The complicated negotiation for the completion of the works at the Nou Mestalla with Peter Lim’s Valencia – a president whom the majority of the club’s fans want to see out – is being choked by the new Government team of the Valencia City Council. Already in the previous legislature, Joan Ribó’s executive could not reach an agreement and, now, it is the PP that sees how this arduous negotiation is increasing the pressure on a mayor who, unlike her predecessor, does not have a solid majority in the Hemicycle.
In fact, the disagreements of recent days are evidencing the solitude of the first mayor, María José Catalá, in the face of an opposition that demands that the Councilor for Large Projects, José Marí Olano, be removed from the negotiation with Valencia CF. The three parties, including Vox (called to be Catalá’s preferred partner this term) have launched different initiatives for the first mayor to get rid of one of her electoral bets to solve the great problems of the legislature such as the agreement of the new stadium or the development of the Navy.
The problem is that neither Compromís, nor PP nor Vox view favorably that Marí Olano, who still works at the consulting firm KPMG, is in charge of piloting the negotiations when, they explain, this company has Valencia CF’s largest shareholder, Peter Lim, in your client portfolio.
The City Council has always defended that “Marí Olano has not participated in the almost ten years of professional involvement with KPMG Abogados, S.L.P., in any matter of any nature that, directly, indirectly, or even remotely, is related to Valencia C.F. or with Meriton Holdings.”
Yesterday, in fact, the mayor reiterated her confidence in the person responsible for Major Projects and defended his “career, his training and preparation.” Catalá denied that her Government was “relaxing measures” of the agreement with Valencia CF and assured that what the PP is doing is working – “doing good” – on the agreement left by the Socialist Party and Joan Ribó.
Some explanations that do not convince the opposition, although they do not agree much on how to act.

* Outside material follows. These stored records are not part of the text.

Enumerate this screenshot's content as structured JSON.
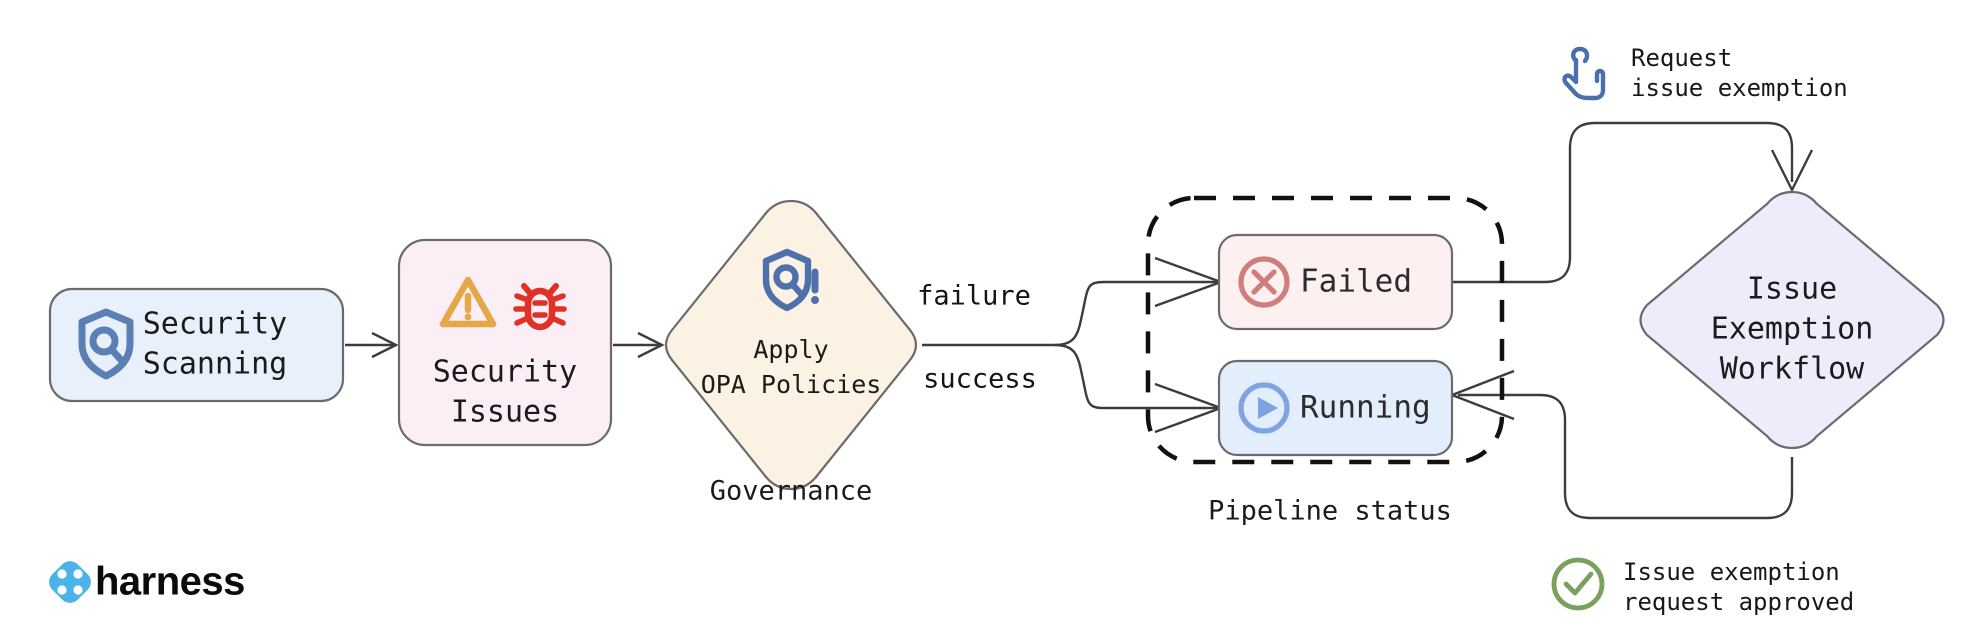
{
  "diagram": {
    "title": "Security scanning governance and issue exemption workflow",
    "background": "#ffffff"
  },
  "nodes": {
    "security_scanning": {
      "label_line1": "Security",
      "label_line2": "Scanning",
      "icon": "shield-search-icon",
      "fill": "#e8f1fb",
      "stroke": "#6b6b6b",
      "icon_color": "#5b7fb5"
    },
    "security_issues": {
      "label_line1": "Security",
      "label_line2": "Issues",
      "icon_warning": "warning-triangle-icon",
      "icon_bug": "bug-icon",
      "fill": "#fbeef5",
      "stroke": "#6b6b6b",
      "warning_color": "#e6a councils",
      "warning_hex": "#e4a84a",
      "bug_hex": "#e03127"
    },
    "apply_opa_policies": {
      "label_line1": "Apply",
      "label_line2": "OPA Policies",
      "icon": "shield-alert-icon",
      "fill": "#fcf2e4",
      "stroke": "#6b6b6b",
      "icon_color": "#4d72ab",
      "caption": "Governance"
    },
    "failed": {
      "label": "Failed",
      "icon": "circle-x-icon",
      "fill": "#fdf0f0",
      "stroke": "#4b4b4b",
      "icon_color": "#cf7d7d"
    },
    "running": {
      "label": "Running",
      "icon": "circle-play-icon",
      "fill": "#e2eefb",
      "stroke": "#4b4b4b",
      "icon_color": "#7fa3e0"
    },
    "pipeline_status_group": {
      "caption": "Pipeline status",
      "border_style": "dashed",
      "stroke": "#111111"
    },
    "issue_exemption_workflow": {
      "label_line1": "Issue",
      "label_line2": "Exemption",
      "label_line3": "Workflow",
      "fill": "#eeecfa",
      "stroke": "#5a5a5a"
    }
  },
  "edges": [
    {
      "from": "security_scanning",
      "to": "security_issues",
      "label": ""
    },
    {
      "from": "security_issues",
      "to": "apply_opa_policies",
      "label": ""
    },
    {
      "from": "apply_opa_policies",
      "to": "failed",
      "label": "failure"
    },
    {
      "from": "apply_opa_policies",
      "to": "running",
      "label": "success"
    },
    {
      "from": "failed",
      "to": "issue_exemption_workflow",
      "label": ""
    },
    {
      "from": "issue_exemption_workflow",
      "to": "running",
      "label": ""
    }
  ],
  "edge_labels": {
    "failure": "failure",
    "success": "success"
  },
  "annotations": {
    "request_exemption": {
      "line1": "Request",
      "line2": "issue exemption",
      "icon": "tap-hand-icon",
      "icon_color": "#4a6fad"
    },
    "request_approved": {
      "line1": "Issue exemption",
      "line2": "request approved",
      "icon": "check-circle-icon",
      "icon_color": "#79a05c"
    }
  },
  "brand": {
    "name": "harness",
    "logo": "harness-logo-icon",
    "logo_color": "#4cb3e8",
    "text_color": "#0b0b0b"
  }
}
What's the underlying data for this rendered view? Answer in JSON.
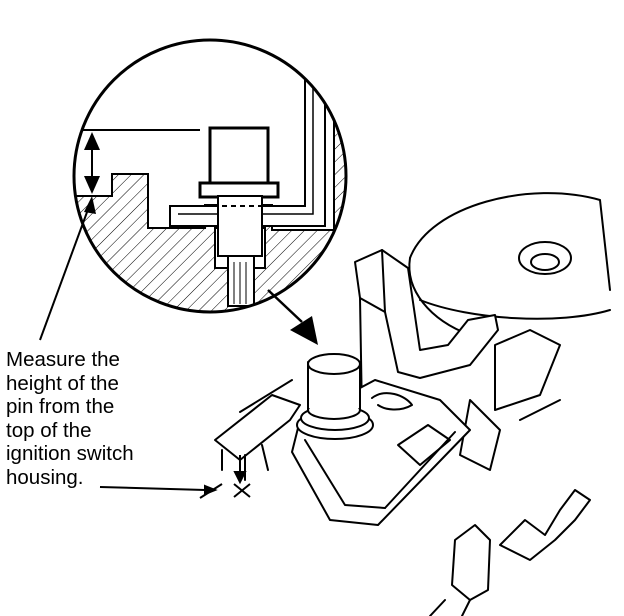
{
  "callout": {
    "lines": [
      "Measure the",
      "height of the",
      "pin from the",
      "top of the",
      "ignition switch",
      "housing."
    ]
  }
}
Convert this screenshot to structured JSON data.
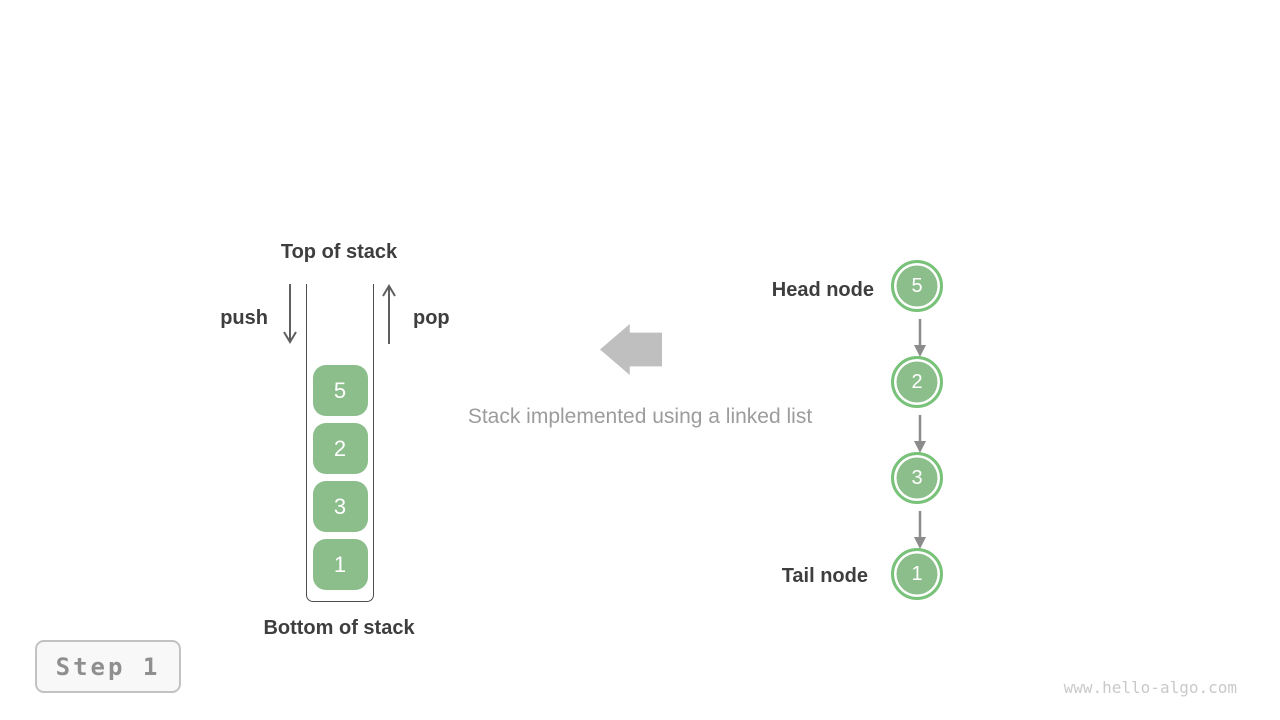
{
  "stack_diagram": {
    "top_label": "Top of stack",
    "bottom_label": "Bottom of stack",
    "push_label": "push",
    "pop_label": "pop",
    "items": [
      "5",
      "2",
      "3",
      "1"
    ]
  },
  "caption": {
    "text": "Stack implemented using a linked list",
    "arrow_icon": "left-block-arrow"
  },
  "linked_list": {
    "head_label": "Head node",
    "tail_label": "Tail node",
    "nodes": [
      "5",
      "2",
      "3",
      "1"
    ]
  },
  "step_badge": {
    "label": "Step 1"
  },
  "watermark": {
    "text": "www.hello-algo.com"
  },
  "colors": {
    "node_fill": "#8cbe8c",
    "node_ring": "#79c279",
    "node_text": "#ffffff",
    "label_text": "#3e3e3e",
    "thin_arrow": "#5f5f5f",
    "connector_arrow": "#8c8c8c",
    "block_arrow": "#bfbfbf",
    "caption_text": "#9c9c9c",
    "container_border": "#4d4d4d",
    "step_border": "#c2c2c2",
    "step_background": "#f8f8f8",
    "step_text": "#8f8f8f",
    "watermark_text": "#c9c9c9"
  }
}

Yesterday, the PSPV spokesperson, Sandra Gómez, demanded that “Olano be removed from the negotiation he is carrying out with Meriton due to a conflict of interest” and threatened to present a motion convinced that “he has a good chance of winning it.”
Vox already asked last week – in an increase in its particular tug-of-war with the PP – that Olano be removed, so it was pleased that the PSPV joined its proposals. Of course, he did not clarify whether he would support the initiative. In any case, as municipal sources confirmed to this newspaper, the power to remove the powers of a councilor rests solely with the mayor.
Meanwhile, Compromís – which on Friday had announced the request for an extraordinary plenary session to ask Catalá for explanations, and the possibility of opening an investigation commission due to the possible conflict of interest – yesterday registered this request. Now there is a maximum period of 15 days to convene the aforementioned plenary session. Compromís considers that the PSPV’s request for dismissal was of little use given that the opposition cannot alter the powers of the government team, but it does not want to miss the opportunity to pressure and put the mayor on the ropes.
As if Catalá did not have enough, yesterday he had to use the PSPV to approve the appointment of the new manager of Aumsa. A support that generated deep discomfort – one more – from Vox, which denounced “a secret pact between PP and the PSOE to share the management of municipal companies.”
A vote that has once again highlighted the differences between the PP – which governs the council in a minority – and its preferred partner. And it is not the first time that this has happened since Vox already voted against it last Friday and prevented the renewal of the EMT leadership.